スネイプの頭の中では様々な考えが巡っていたのだが、彼はそれを口にするのを辞め、途中になっていた魔法薬の調合に取り掛かる。

 

 

「まあ良い。今はそれよりも優先すべき事があるからな……。」

 

 

スネイプはそう言いながら、薬の調合を再開するのだった。

 

 

 

[newpage]

 

 

 

エステルがハッフルパフ寮の自分の部屋に戻ると、机に小さな小包がが置かれていた。

エステルは小包の紐を解き、包みを広げると、中から『革命の夜』と書かれた本が現れた。

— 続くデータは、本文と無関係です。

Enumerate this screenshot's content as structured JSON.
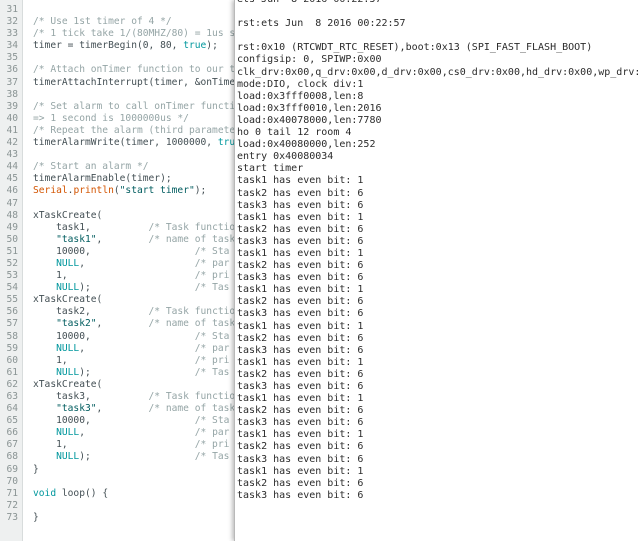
{
  "editor": {
    "lines": [
      {
        "n": "31",
        "tokens": []
      },
      {
        "n": "32",
        "tokens": [
          {
            "t": "/* Use 1st timer of 4 */",
            "c": "comment"
          }
        ]
      },
      {
        "n": "33",
        "tokens": [
          {
            "t": "/* 1 tick take 1/(80MHZ/80) = 1us so",
            "c": "comment"
          }
        ]
      },
      {
        "n": "34",
        "tokens": [
          {
            "t": "timer = timerBegin(0, 80, ",
            "c": "plain"
          },
          {
            "t": "true",
            "c": "const"
          },
          {
            "t": ");",
            "c": "plain"
          }
        ]
      },
      {
        "n": "35",
        "tokens": []
      },
      {
        "n": "36",
        "tokens": [
          {
            "t": "/* Attach onTimer function to our ti",
            "c": "comment"
          }
        ]
      },
      {
        "n": "37",
        "tokens": [
          {
            "t": "timerAttachInterrupt(timer, &onTimer",
            "c": "plain"
          }
        ]
      },
      {
        "n": "38",
        "tokens": []
      },
      {
        "n": "39",
        "tokens": [
          {
            "t": "/* Set alarm to call onTimer functio",
            "c": "comment"
          }
        ]
      },
      {
        "n": "40",
        "tokens": [
          {
            "t": "=> 1 second is 1000000us */",
            "c": "comment"
          }
        ]
      },
      {
        "n": "41",
        "tokens": [
          {
            "t": "/* Repeat the alarm (third parameter",
            "c": "comment"
          }
        ]
      },
      {
        "n": "42",
        "tokens": [
          {
            "t": "timerAlarmWrite(timer, 1000000, ",
            "c": "plain"
          },
          {
            "t": "true",
            "c": "const"
          }
        ]
      },
      {
        "n": "43",
        "tokens": []
      },
      {
        "n": "44",
        "tokens": [
          {
            "t": "/* Start an alarm */",
            "c": "comment"
          }
        ]
      },
      {
        "n": "45",
        "tokens": [
          {
            "t": "timerAlarmEnable(timer);",
            "c": "plain"
          }
        ]
      },
      {
        "n": "46",
        "tokens": [
          {
            "t": "Serial",
            "c": "builtin"
          },
          {
            "t": ".",
            "c": "plain"
          },
          {
            "t": "println",
            "c": "builtin"
          },
          {
            "t": "(",
            "c": "plain"
          },
          {
            "t": "\"start timer\"",
            "c": "string"
          },
          {
            "t": ");",
            "c": "plain"
          }
        ]
      },
      {
        "n": "47",
        "tokens": []
      },
      {
        "n": "48",
        "tokens": [
          {
            "t": "xTaskCreate(",
            "c": "plain"
          }
        ]
      },
      {
        "n": "49",
        "tokens": [
          {
            "t": "    task1,          ",
            "c": "plain"
          },
          {
            "t": "/* Task functio",
            "c": "comment"
          }
        ]
      },
      {
        "n": "50",
        "tokens": [
          {
            "t": "    ",
            "c": "plain"
          },
          {
            "t": "\"task1\"",
            "c": "string"
          },
          {
            "t": ",        ",
            "c": "plain"
          },
          {
            "t": "/* name of task.",
            "c": "comment"
          }
        ]
      },
      {
        "n": "51",
        "tokens": [
          {
            "t": "    10000,                  ",
            "c": "plain"
          },
          {
            "t": "/* Sta",
            "c": "comment"
          }
        ]
      },
      {
        "n": "52",
        "tokens": [
          {
            "t": "    ",
            "c": "plain"
          },
          {
            "t": "NULL",
            "c": "const"
          },
          {
            "t": ",                   ",
            "c": "plain"
          },
          {
            "t": "/* par",
            "c": "comment"
          }
        ]
      },
      {
        "n": "53",
        "tokens": [
          {
            "t": "    1,                      ",
            "c": "plain"
          },
          {
            "t": "/* pri",
            "c": "comment"
          }
        ]
      },
      {
        "n": "54",
        "tokens": [
          {
            "t": "    ",
            "c": "plain"
          },
          {
            "t": "NULL",
            "c": "const"
          },
          {
            "t": ");                  ",
            "c": "plain"
          },
          {
            "t": "/* Tas",
            "c": "comment"
          }
        ]
      },
      {
        "n": "55",
        "tokens": [
          {
            "t": "xTaskCreate(",
            "c": "plain"
          }
        ]
      },
      {
        "n": "56",
        "tokens": [
          {
            "t": "    task2,          ",
            "c": "plain"
          },
          {
            "t": "/* Task functio",
            "c": "comment"
          }
        ]
      },
      {
        "n": "57",
        "tokens": [
          {
            "t": "    ",
            "c": "plain"
          },
          {
            "t": "\"task2\"",
            "c": "string"
          },
          {
            "t": ",        ",
            "c": "plain"
          },
          {
            "t": "/* name of task.",
            "c": "comment"
          }
        ]
      },
      {
        "n": "58",
        "tokens": [
          {
            "t": "    10000,                  ",
            "c": "plain"
          },
          {
            "t": "/* Sta",
            "c": "comment"
          }
        ]
      },
      {
        "n": "59",
        "tokens": [
          {
            "t": "    ",
            "c": "plain"
          },
          {
            "t": "NULL",
            "c": "const"
          },
          {
            "t": ",                   ",
            "c": "plain"
          },
          {
            "t": "/* par",
            "c": "comment"
          }
        ]
      },
      {
        "n": "60",
        "tokens": [
          {
            "t": "    1,                      ",
            "c": "plain"
          },
          {
            "t": "/* pri",
            "c": "comment"
          }
        ]
      },
      {
        "n": "61",
        "tokens": [
          {
            "t": "    ",
            "c": "plain"
          },
          {
            "t": "NULL",
            "c": "const"
          },
          {
            "t": ");                  ",
            "c": "plain"
          },
          {
            "t": "/* Tas",
            "c": "comment"
          }
        ]
      },
      {
        "n": "62",
        "tokens": [
          {
            "t": "xTaskCreate(",
            "c": "plain"
          }
        ]
      },
      {
        "n": "63",
        "tokens": [
          {
            "t": "    task3,          ",
            "c": "plain"
          },
          {
            "t": "/* Task functio",
            "c": "comment"
          }
        ]
      },
      {
        "n": "64",
        "tokens": [
          {
            "t": "    ",
            "c": "plain"
          },
          {
            "t": "\"task3\"",
            "c": "string"
          },
          {
            "t": ",        ",
            "c": "plain"
          },
          {
            "t": "/* name of task.",
            "c": "comment"
          }
        ]
      },
      {
        "n": "65",
        "tokens": [
          {
            "t": "    10000,                  ",
            "c": "plain"
          },
          {
            "t": "/* Sta",
            "c": "comment"
          }
        ]
      },
      {
        "n": "66",
        "tokens": [
          {
            "t": "    ",
            "c": "plain"
          },
          {
            "t": "NULL",
            "c": "const"
          },
          {
            "t": ",                   ",
            "c": "plain"
          },
          {
            "t": "/* par",
            "c": "comment"
          }
        ]
      },
      {
        "n": "67",
        "tokens": [
          {
            "t": "    1,                      ",
            "c": "plain"
          },
          {
            "t": "/* pri",
            "c": "comment"
          }
        ]
      },
      {
        "n": "68",
        "tokens": [
          {
            "t": "    ",
            "c": "plain"
          },
          {
            "t": "NULL",
            "c": "const"
          },
          {
            "t": ");                  ",
            "c": "plain"
          },
          {
            "t": "/* Tas",
            "c": "comment"
          }
        ]
      },
      {
        "n": "69",
        "tokens": [
          {
            "t": "}",
            "c": "plain"
          }
        ]
      },
      {
        "n": "70",
        "tokens": []
      },
      {
        "n": "71",
        "tokens": [
          {
            "t": "void",
            "c": "kw"
          },
          {
            "t": " loop() {",
            "c": "plain"
          }
        ]
      },
      {
        "n": "72",
        "tokens": []
      },
      {
        "n": "73",
        "tokens": [
          {
            "t": "}",
            "c": "plain"
          }
        ]
      }
    ]
  },
  "serial_monitor": {
    "lines": [
      "ets Jun  8 2016 00:22:57",
      "",
      "rst:ets Jun  8 2016 00:22:57",
      "",
      "rst:0x10 (RTCWDT_RTC_RESET),boot:0x13 (SPI_FAST_FLASH_BOOT)",
      "configsip: 0, SPIWP:0x00",
      "clk_drv:0x00,q_drv:0x00,d_drv:0x00,cs0_drv:0x00,hd_drv:0x00,wp_drv:0x00",
      "mode:DIO, clock div:1",
      "load:0x3fff0008,len:8",
      "load:0x3fff0010,len:2016",
      "load:0x40078000,len:7780",
      "ho 0 tail 12 room 4",
      "load:0x40080000,len:252",
      "entry 0x40080034",
      "start timer",
      "task1 has even bit: 1",
      "task2 has even bit: 6",
      "task3 has even bit: 6",
      "task1 has even bit: 1",
      "task2 has even bit: 6",
      "task3 has even bit: 6",
      "task1 has even bit: 1",
      "task2 has even bit: 6",
      "task3 has even bit: 6",
      "task1 has even bit: 1",
      "task2 has even bit: 6",
      "task3 has even bit: 6",
      "task1 has even bit: 1",
      "task2 has even bit: 6",
      "task3 has even bit: 6",
      "task1 has even bit: 1",
      "task2 has even bit: 6",
      "task3 has even bit: 6",
      "task1 has even bit: 1",
      "task2 has even bit: 6",
      "task3 has even bit: 6",
      "task1 has even bit: 1",
      "task2 has even bit: 6",
      "task3 has even bit: 6",
      "task1 has even bit: 1",
      "task2 has even bit: 6",
      "task3 has even bit: 6"
    ]
  }
}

本を手に取ると、下に封筒が入っており、送り主はヴァルブルガと祖母の名前が書かれているが、字を見るにこの手紙は父が書いたもののようだ。

エステルは急いで手紙の封を開ける。

 

 

『愛する娘エステルへ

 

久しぶりですね、元気にしていましたか?

私はお祖母様とクリーチャーと共に穏やかな生活を送っています。

 

困ったことや、辛いこと、悲しいことがあったらいつでも私を頼って下さい。

エステルの為ならば、どんな願いであっても必ず叶えてみせましょう。

 

そういえば『革命の夜』を友人に貸したいそうですね。

この物語は、エステルの母であるアリスが書いた長編小説でもあります。

そして今は私が続きを紡ぐ物語です。

ぜひ友人の感想を聞いてみて下さい。

読者の名前の意見とは、作家にとって何よりも有難いものですからね。

 

それでは、話はこの辺にして、体に気をつけて、ホグワーツの勉学に励んでくださいね。

私たちは、いつでもあなたの味方です。

だから、安心してください。

 

エステルの父より』

 

 

「お父様、ありがとうございます。」

 

 

エステルは手紙を胸に抱きながら涙を流す。

そして涙をさっと拭うと、荷物を片付けて次の授業の準備を始める。

 

 

 

「ピーッ」

 

 

今日の授業で使う教科書を揃えていると、頭上で鳥の鳴き声がした。

 

 

「忘れてた、この青い鳥、どうしたら良いんだろ。」

 

 

エステルが頭を振っても、手で掴もうとしても頭の上から離れようとしない。

 

 

「……そういえば、この薬って完治まで3日はかかるはず。なら、その間だけでも手元に置いておこうかな。飼うわけじゃないし、怒られたりしないはず。」

 

 

エステルは入学前にペット飼いたいと父に頼んだが、彼は断固として反対した。

だからエステルは動物を飼うことはできない。

しかし、動物の保護という名目で数日一緒にいることは飼育にはあたらないはずだ。

エステルはそう言い訳をし、数日間の間この青い鳥と共に過ごすことを決めた。

 

 

「これからよろしくね、青い鳥さん……名前は、そうね、ラメールにしましょう。幸せな青い鳥……『革命の夜』のヒロインが飼っていた青い鳥みたいだし、もしかしたら凄い幸せを運んでくれるかもしれないなぁ。」

 

 

そんなことを考えながら、鳥を優しく撫でる。

 

 

「そうだ、後でパンを貰ってきてあげるわ。お腹も空いているでしょうし、急いで大広間に向かいましょう。」

 

 

エステルはラメールのために『革命の夜』の1巻を持って、急いで大広間へと向かった。